2nd December 1837

Sherlock Holmes inspiration born in Edinburgh

Surgeon Joseph Bell is said to have inspired author Arthur Conan Doyle to create the fictional detective, Sherlock Holmes. Bell was educated at the University of Edinburgh and qualified as a doctor, later to become a surgeon. He performed in that role at the Edinburgh Royal Infirmary for 25 years, and was eventually promoted to consulting surgeon, which he remained for the rest of his life.

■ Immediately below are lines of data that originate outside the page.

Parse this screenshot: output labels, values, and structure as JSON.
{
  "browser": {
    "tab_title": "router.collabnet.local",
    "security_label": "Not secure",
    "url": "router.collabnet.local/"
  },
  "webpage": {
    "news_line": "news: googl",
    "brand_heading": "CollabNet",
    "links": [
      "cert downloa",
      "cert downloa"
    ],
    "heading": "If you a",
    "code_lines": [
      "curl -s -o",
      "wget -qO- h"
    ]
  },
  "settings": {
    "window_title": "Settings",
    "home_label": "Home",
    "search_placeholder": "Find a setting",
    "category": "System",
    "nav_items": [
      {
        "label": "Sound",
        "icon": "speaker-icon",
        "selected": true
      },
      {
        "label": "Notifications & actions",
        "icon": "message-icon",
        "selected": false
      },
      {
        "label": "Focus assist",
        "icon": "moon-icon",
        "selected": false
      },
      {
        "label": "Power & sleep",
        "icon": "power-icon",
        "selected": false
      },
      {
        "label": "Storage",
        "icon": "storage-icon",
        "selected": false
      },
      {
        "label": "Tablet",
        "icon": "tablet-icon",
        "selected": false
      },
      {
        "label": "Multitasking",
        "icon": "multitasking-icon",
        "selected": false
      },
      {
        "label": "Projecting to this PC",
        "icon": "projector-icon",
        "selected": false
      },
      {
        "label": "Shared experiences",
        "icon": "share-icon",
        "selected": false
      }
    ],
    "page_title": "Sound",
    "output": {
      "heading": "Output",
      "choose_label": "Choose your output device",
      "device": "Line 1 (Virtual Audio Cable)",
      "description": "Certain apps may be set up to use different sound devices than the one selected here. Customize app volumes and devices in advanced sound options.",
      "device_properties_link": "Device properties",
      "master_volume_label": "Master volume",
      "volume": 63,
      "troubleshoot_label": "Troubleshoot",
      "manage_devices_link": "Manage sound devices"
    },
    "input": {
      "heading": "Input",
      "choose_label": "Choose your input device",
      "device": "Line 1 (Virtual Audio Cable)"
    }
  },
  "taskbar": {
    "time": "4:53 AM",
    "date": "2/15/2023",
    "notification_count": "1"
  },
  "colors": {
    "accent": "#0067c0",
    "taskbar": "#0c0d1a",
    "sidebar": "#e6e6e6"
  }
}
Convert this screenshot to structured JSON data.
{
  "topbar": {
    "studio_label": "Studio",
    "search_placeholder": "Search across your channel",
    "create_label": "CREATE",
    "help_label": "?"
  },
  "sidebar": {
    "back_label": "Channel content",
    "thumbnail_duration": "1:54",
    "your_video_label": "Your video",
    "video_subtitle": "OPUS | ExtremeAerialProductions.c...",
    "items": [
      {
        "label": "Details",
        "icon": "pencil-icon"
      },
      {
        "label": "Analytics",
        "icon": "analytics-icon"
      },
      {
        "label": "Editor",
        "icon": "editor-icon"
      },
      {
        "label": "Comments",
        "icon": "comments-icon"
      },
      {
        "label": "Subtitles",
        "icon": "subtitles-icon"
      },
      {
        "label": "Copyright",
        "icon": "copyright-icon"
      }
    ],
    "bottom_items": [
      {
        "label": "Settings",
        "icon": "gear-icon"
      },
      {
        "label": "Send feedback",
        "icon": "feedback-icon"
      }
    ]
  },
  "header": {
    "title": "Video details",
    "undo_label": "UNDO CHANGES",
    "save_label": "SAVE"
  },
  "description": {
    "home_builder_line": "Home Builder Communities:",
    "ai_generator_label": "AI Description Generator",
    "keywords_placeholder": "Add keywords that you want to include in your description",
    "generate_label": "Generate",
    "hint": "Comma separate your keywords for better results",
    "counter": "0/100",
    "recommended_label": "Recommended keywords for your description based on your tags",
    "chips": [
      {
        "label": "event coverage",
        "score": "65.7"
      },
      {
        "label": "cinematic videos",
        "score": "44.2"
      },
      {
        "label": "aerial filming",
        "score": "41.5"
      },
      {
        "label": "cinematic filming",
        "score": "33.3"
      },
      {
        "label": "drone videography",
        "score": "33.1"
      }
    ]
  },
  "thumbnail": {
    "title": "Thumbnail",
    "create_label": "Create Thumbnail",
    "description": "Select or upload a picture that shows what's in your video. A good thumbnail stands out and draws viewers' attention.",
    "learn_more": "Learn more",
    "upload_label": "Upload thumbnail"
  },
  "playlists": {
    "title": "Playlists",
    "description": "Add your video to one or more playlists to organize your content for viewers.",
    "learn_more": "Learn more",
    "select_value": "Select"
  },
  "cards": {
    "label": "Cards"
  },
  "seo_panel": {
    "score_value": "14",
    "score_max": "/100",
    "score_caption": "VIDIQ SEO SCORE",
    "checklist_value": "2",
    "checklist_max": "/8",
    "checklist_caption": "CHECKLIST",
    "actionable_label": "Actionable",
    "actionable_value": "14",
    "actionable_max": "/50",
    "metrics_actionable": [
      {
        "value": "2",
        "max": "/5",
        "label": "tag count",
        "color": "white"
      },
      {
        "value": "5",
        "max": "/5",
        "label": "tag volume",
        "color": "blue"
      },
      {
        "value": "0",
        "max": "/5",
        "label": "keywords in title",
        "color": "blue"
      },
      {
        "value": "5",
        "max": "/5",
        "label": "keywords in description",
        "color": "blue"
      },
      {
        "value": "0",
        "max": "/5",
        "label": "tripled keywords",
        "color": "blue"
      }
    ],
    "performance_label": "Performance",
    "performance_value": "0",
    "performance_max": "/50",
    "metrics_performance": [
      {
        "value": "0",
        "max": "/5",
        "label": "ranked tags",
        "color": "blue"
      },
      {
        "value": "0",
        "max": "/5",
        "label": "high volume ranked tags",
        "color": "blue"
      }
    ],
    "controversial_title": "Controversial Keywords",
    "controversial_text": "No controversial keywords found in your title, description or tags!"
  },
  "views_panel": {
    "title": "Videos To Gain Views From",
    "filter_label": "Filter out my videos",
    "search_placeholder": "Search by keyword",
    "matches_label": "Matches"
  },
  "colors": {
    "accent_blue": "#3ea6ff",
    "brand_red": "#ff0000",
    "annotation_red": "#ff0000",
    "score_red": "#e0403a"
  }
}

Joseph Bell died “at his residence, Mauricewood, near Penicuik, yesterday” according to The Scotsman of 5 October 1911. “It may be recalled that in February last Dr Bell, on account of heart affection, had a serious breakdown in health. He, however, rallied, and was able during the summer to be out again and to enjoy a motor car run. About a fortnight ago serious symptoms again supervened, and he had been in a critical state since.”

Sherlock Holmes

By the time of his death, the fact that he had inspired the character of Sherlock Holmes was no secret. On 5 October 1911, the Aberdeen Press and Journal told readers that:

“while studying medicine in Edinburgh, Sir A Conon [sic] Doyle came under the doctor’s influence, and the young student was deeply impressed by the famous surgeon’s marvellous powers of intuition. So deep was the impression, and so permanent, that it led to the abandonment of the scalpel for the pen, and gave to the world the striking figure of the amateur detective, half doctor, half virtuoso… even the personal appearance of Sherlock Holmes reminds one of Dr Joseph Bell, with his piercing eyes, eagle nose, and striking features, and his general air of decision. When interviewing patients at the Royal Infirmary, the doctor was fond of mystifying his students by the amount of the information obtained by a glance at a man. ‘I see,’ he would observe to a patient, ‘you’re suffering from drink. You even carry a flask in the inside breast of your coat.’ To another he would say, ‘Cobbler, I see,’ and then he would indicate the mark where the lapstone had worn the man’s trousers.”

The Daily Mirror of 5 October 1911 noted that “he disliked publicity, but was always a little flattered by the customary formula with which strangers were introduced to him as ‘Dr Joseph Bell – Sherlock Holmes, y’know’.”